A Secretaria Municipal de Ordem Pública confirmou que a permissionária do táxi será chamada para prestar depoimento. O objetivo é entender como o veículo foi utilizado de forma irregular e por que o passageiro enfrentou uma cobrança considerada tão abusiva.
Casos como esse não são raros em grandes centros turísticos. A cobrança de tarifas abusivas, especialmente a estrangeiros, compromete a imagem do destino e prejudica os esforços do setor de turismo em atrair visitantes. O Rio de Janeiro, que se prepara para mais uma alta temporada, busca reforçar medidas de fiscalização para coibir esse tipo de prática.

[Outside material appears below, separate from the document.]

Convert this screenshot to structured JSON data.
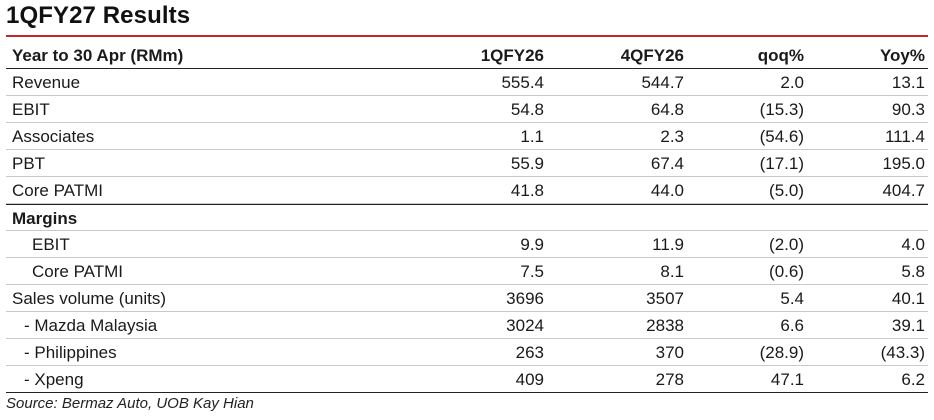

Em nota, a Seop informou que intensificará a fiscalização nos principais pontos turísticos e terminais da cidade, como rodoviárias, aeroportos e orlas. Segundo a pasta, equipes estarão orientadas a agir com rigor em casos de suspeita de fraudes ou irregularidades por parte de motoristas.
A Prefeitura também estuda ampliar campanhas de conscientização, com distribuição de cartilhas informativas a turistas sobre os valores médios de corridas, como identificar táxis legalizados e quais canais devem ser usados para denunciar abusos.
A indignação do turista chileno foi compartilhada por outros passageiros que se manifestaram nas redes sociais. “É inadmissível que um estrangeiro seja recebido assim. Isso mancha a imagem da cidade e afasta visitantes”, escreveu uma internauta, em uma postagem sobre o caso.
A reportagem da Tupi FM destacou que o preço médio de uma corrida regular do Galeão à Barra da Tijuca, em táxi com taxímetro ativado, gira em torno de R$ 100 a R$ 150, a depender do horário e das condições de trânsito. O valor cobrado pelo motorista irregular, portanto, superou em mais de cinco vezes esse total.
Esse episódio reacende o debate sobre o uso de aplicativos, táxis regulamentados e a segurança no transporte urbano para visitantes. Segundo levantamento da DEAT, esse tipo de ocorrência tem se repetido em pontos de grande circulação, como Copacabana, Lapa e as imediações do Aeroporto Santos Dumont e do Galeão.
Enquanto isso, a investigação segue em curso. A permissionária do táxi deverá ser ouvida nos próximos dias, e o caso seguirá sob análise da Delegacia de Apoio ao Turismo, que também trabalha com o consulado chileno para prestar o devido apoio à vítima.